Peygamber Efendimiz (s.a.s.)’in görevi tebliğ yani vahiy yoluyla aldığı bilgiyi insanlara ulaştırmak, bu bilgiyi açıklamak (teybin) ve yaşayarak göstermekti (temsil). 23 yıllık peygamberliği döneminde Resûlullah (s.a.s.) Efendimiz bu görevi ifa etmiş, sahabesini eğitmiş, cahiliye gibi bataklık bir dönemden asrı saadet gibi model bir toplum inşa etmişti.
Bugün camilerimizi ilim, hikmet ve irfan merkezi haline getirmeliyiz yeniden. Kur’an vahyinin ışığında, Hz.

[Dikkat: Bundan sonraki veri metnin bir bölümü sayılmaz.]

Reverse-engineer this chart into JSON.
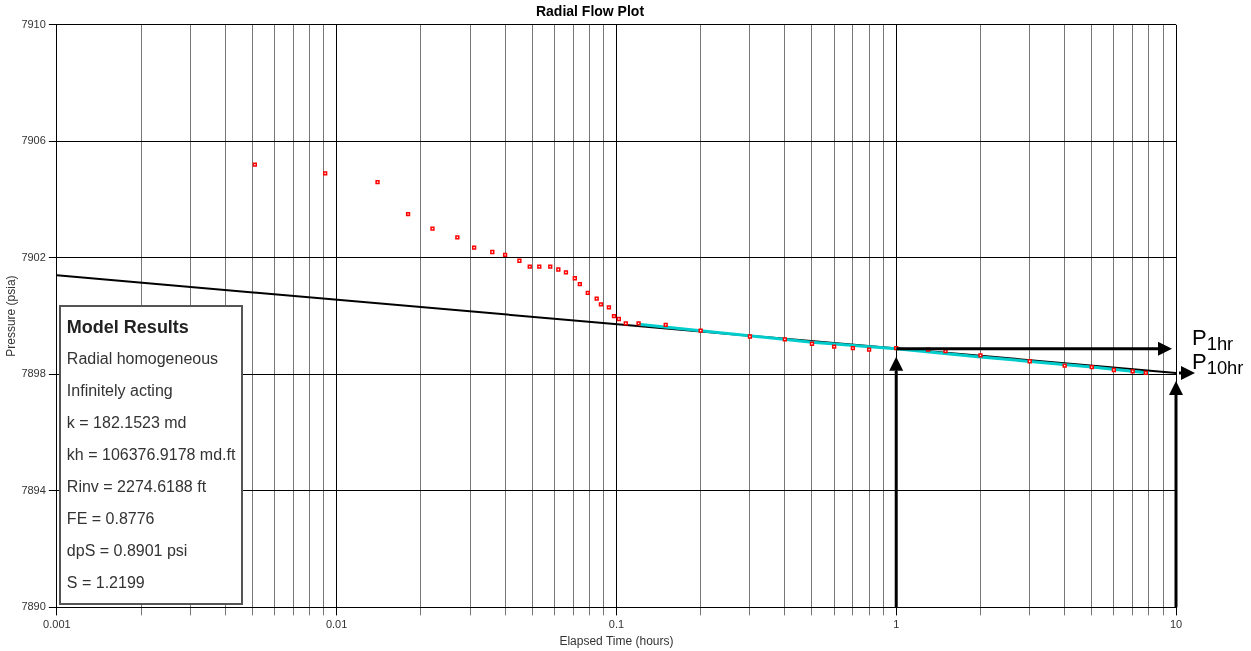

Peygamber (s.a.s.)’in sünnetinin rehberliğinde ile yolumuzu aydınlatmalıyız. İbadet için geldiğimiz camilerimize ilim ve hikmet için de gelmeli, hadis, tefsir, fıkıh, siyer gibi ders halkaları oluşturmalı, İslam’ı en güzel şekilde anlamaya ve yaşamaya çalışmalıyız. 1986 yılından beri 1-7 Ekim tarihleri Camiler ve Din Görevlileri Haftası olarak idrak edilmektedir. Bu yıl da hafta içerisinde “Cami ve ilim” konusu üzerinde durulacaktır.
Rabbim bizleri ilim, irfan sahibi, kalbi camiye bağlı kullarından eylesin.